In May 2025, she started her series The People's Brief on Revolt's podcast network, which tackles topics relating to the African-American community and hosts interviews with notable figures. Vanee has described the show as having a variety show format. The title came from both lyrics from the Chance the Rapper song "Blessings (Reprise)" and Thomas Paine's Common Sense.

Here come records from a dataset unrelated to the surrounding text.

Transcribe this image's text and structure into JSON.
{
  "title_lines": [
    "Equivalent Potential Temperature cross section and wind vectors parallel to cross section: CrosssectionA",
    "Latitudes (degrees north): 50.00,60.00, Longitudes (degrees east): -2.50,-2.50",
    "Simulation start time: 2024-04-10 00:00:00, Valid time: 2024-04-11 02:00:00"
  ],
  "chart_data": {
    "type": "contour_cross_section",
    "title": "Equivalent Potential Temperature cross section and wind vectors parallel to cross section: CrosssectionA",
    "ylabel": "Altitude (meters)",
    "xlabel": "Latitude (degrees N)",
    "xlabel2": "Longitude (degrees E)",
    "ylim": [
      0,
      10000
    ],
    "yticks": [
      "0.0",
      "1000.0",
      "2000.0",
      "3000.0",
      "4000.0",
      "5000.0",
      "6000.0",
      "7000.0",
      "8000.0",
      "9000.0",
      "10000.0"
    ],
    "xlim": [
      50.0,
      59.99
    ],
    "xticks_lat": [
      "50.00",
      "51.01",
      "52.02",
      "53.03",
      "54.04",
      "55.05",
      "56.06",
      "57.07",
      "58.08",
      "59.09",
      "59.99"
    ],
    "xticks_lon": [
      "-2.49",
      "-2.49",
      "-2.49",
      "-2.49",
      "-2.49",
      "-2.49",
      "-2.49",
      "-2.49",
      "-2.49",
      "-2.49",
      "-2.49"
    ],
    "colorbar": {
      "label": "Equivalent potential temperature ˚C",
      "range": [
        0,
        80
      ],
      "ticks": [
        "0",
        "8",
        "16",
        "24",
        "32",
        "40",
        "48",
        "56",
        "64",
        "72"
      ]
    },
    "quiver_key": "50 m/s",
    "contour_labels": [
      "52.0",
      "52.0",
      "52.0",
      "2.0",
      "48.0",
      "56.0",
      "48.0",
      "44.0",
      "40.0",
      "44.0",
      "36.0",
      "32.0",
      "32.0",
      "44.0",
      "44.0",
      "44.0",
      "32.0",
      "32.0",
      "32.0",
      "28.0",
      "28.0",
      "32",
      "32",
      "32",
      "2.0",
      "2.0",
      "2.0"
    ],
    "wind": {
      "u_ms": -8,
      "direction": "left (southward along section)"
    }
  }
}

She appeared on a May 2025 episode of The Breakfast Club. She was later featured on the September 2025 cover for Rolling Out. In October 2025, she was the keynote speaker at the Black New England Conference (BNEC), held at Southern New Hampshire University (SNHU) in Nashua, New Hampshire.

She has been touring as part of her Black Women Deserve Poems tour starting in July 2026. This included stops in Chicago in July, where she was joined by Fred Hampton Jr., as well as stops in Dallas, Los Angeles, New York City, Philadelphia, Portland, Oregon, San Francisco, and Washington, D.C. During the tour, she also screened her short film Sundays in the Overflow.

She is currently signed to Issa Rae's agency ColorCreative.

===Awards & recognitions===
For her work with the series and with other social media projects, she was nominated for the Outstanding Media Personality of the Year award for the 54th and 55th NAACP Image Awards. She won the Outstanding Digital Content Creator – Political/Culture award at the 56th NAACP Image Awards.